Flickr is a fresh and very much unique solution to the photo sharing problem.  It is a photostream.  It is social with all the commends and groups.  It helps with organization of photos by sets, collections, and tags.  It utilizes EXIF image data.  It allows to geotag pictures.  It was one of the first to introduce easy Creative Commons licensing.  And more.

Picasa is very straightforward and … boring.  Create albums, upload images, share the selected.  That was pretty much it.  Later on of course comments came in, geotagging was implemented, and even face recognition was added. Sort of.  The strength of Picasa was not in the web service.  It was in the photo management application that you’d install on your computer.  And that was exactly what I never wanted to do.

My computer is unreliable.  It crashes, and dies, and gets outdated.  It runs out of disk space.  I lose it.  And I can’t really share and discuss things off my computer with other people.  I can, but it’s not easy or convenient.  Flickr solves my problem – I upload pictures there, and everyone can see, comment, and reuse them.

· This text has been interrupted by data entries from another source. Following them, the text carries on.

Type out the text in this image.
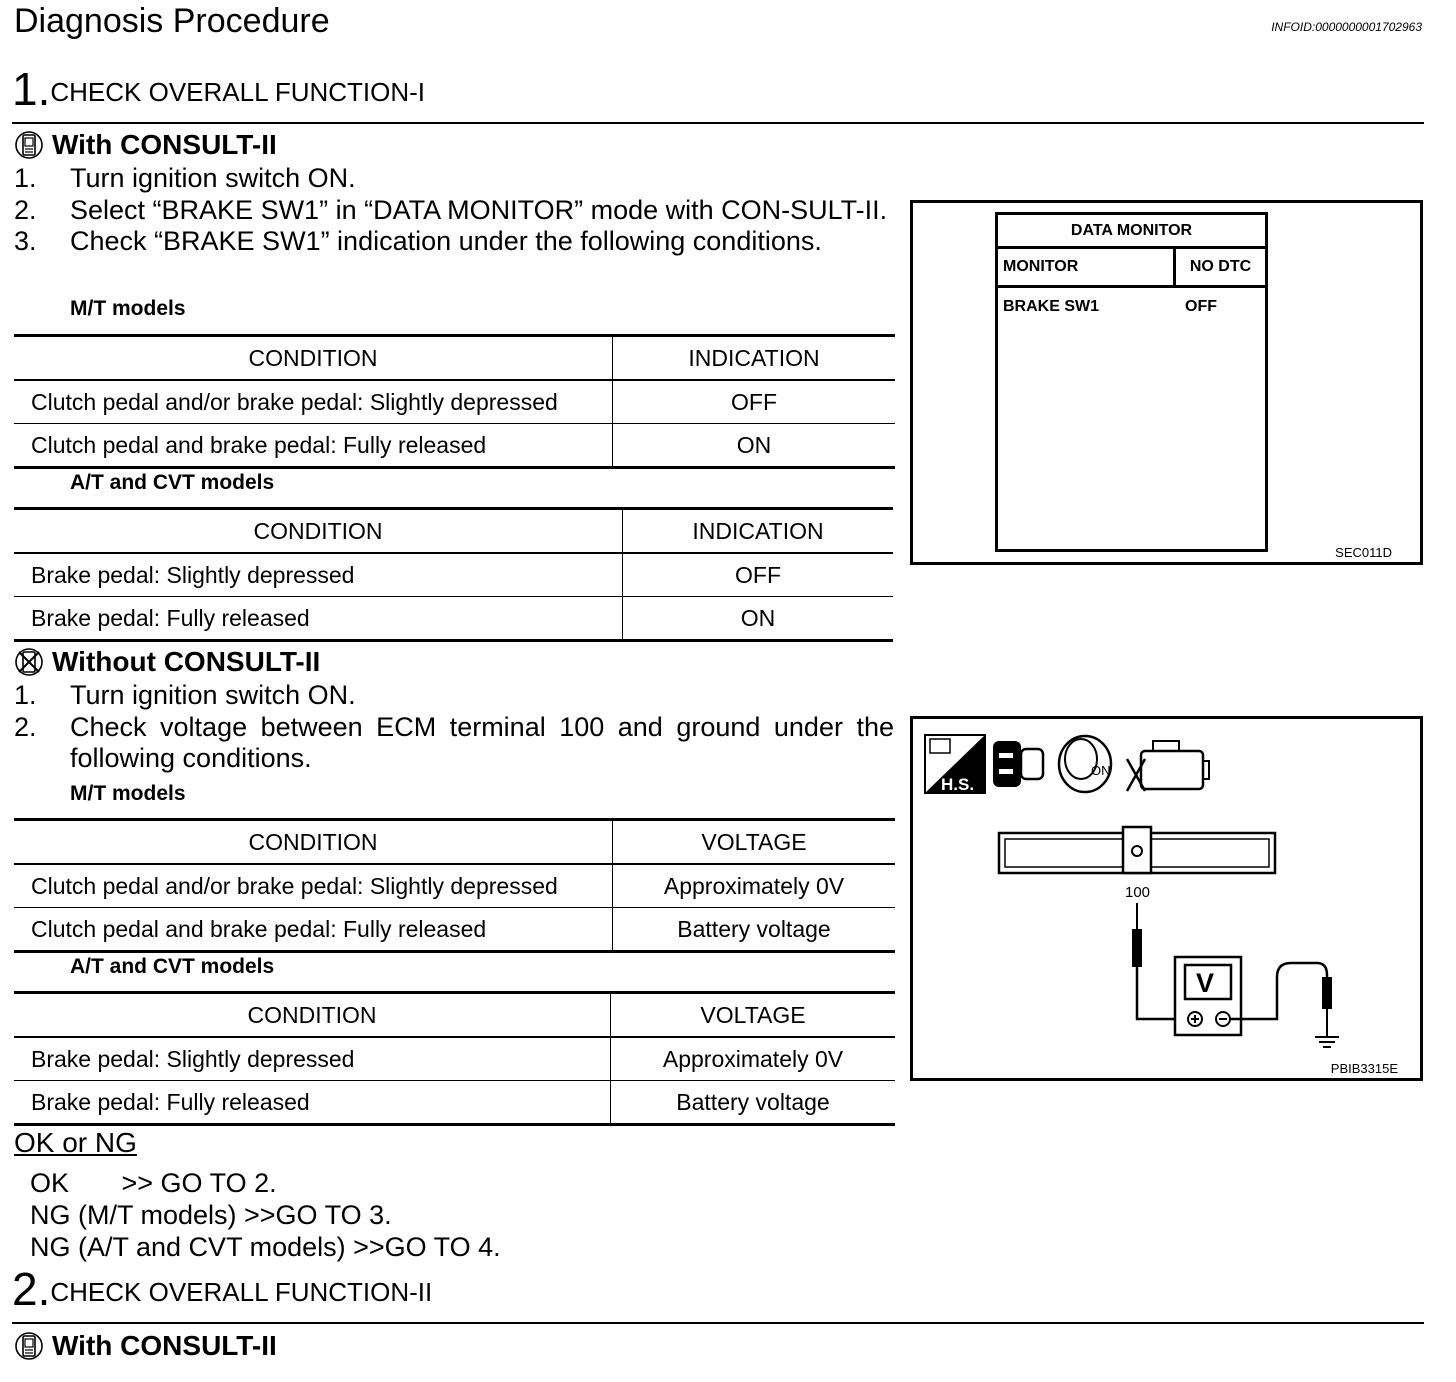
Diagnosis Procedure	INFOID:0000000001702963
1.CHECK OVERALL FUNCTION-I
With CONSULT-II
1.	Turn ignition switch ON.
2.	Select “BRAKE SW1” in “DATA MONITOR” mode with CON-SULT-II.
3.	Check “BRAKE SW1” indication under the following conditions.
M/T models
CONDITION	INDICATION
Clutch pedal and/or brake pedal: Slightly depressed	OFF
Clutch pedal and brake pedal: Fully released	ON
A/T and CVT models
CONDITION	INDICATION
Brake pedal: Slightly depressed	OFF
Brake pedal: Fully released	ON
Without CONSULT-II
1.	Turn ignition switch ON.
2.	Check voltage between ECM terminal 100 and ground under the following conditions.
M/T models
CONDITION	VOLTAGE
Clutch pedal and/or brake pedal: Slightly depressed	Approximately 0V
Clutch pedal and brake pedal: Fully released	Battery voltage
A/T and CVT models
CONDITION	VOLTAGE
Brake pedal: Slightly depressed	Approximately 0V
Brake pedal: Fully released	Battery voltage
OK or NG
OK       >> GO TO 2.
NG (M/T models) >>GO TO 3.
NG (A/T and CVT models) >>GO TO 4.
2.CHECK OVERALL FUNCTION-II
With CONSULT-II
DATA MONITOR
MONITOR	NO DTC
BRAKE SW1	OFF
SEC011D
H.S.
ON
100
V
PBIB3315E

That however created a new problem for me.  Since I know that other people will look at my photos, I want to edit them a bit before uploading – crop, contrast, saturation.  Things like that.  But when I take a lot of pictures at once – event or travel – I have to work a lot to process them.  If I get several events in a row, I get stuck, overload, and lose interest.  Like now, for example.  I still have photos from my 2009 trips that I haven’t uploaded anywhere.

A few days ago, I realized that there might be a workable scenario for me with Picasa.  Picasa these days is much more feature rich than it used to be.  It still lacks the social functionality, but it offers something more for photo management.  Picnick – an online photo editor.  With that, I can upload all my photos to Picasa as soon as I have them. I can keep them in a private album, edit them when I have the time, and then share them later.  Or share them immediately and edit them later – there is less social pressure because there is less social interactions and functionality.

On top of that, Picasa is better working with my new Android phone.  I already use it to backup photos from my phone.  Having their all photos together makes sense.

One other thing that Picasa does better – uploads.  Both services have API, so there are plenty of tools to move pictures around.  But I always prefer the simplest solution.  Flickr provides five file upload fields on their site.  If I need to upload few hundreds of pictures, I’ll spend too much time with that.  I am, sort of, forced to install an application or a browser plugin or something.  Picasa web albums allows to select multiple files for upload – as many as you have in the folder.  So in just a couple of clicks I can select and start the upload and come back later when it’s done.

Having seen all that in the last few days, I decided to try it out.  I am no uploading all my photos to Picasa as well.  I’ll keep them in private albums for now.  If I like it enough, I’ll share them later.

What about you?  Where do you keep your photos?  How do you share them?  And are you happy with your current setup?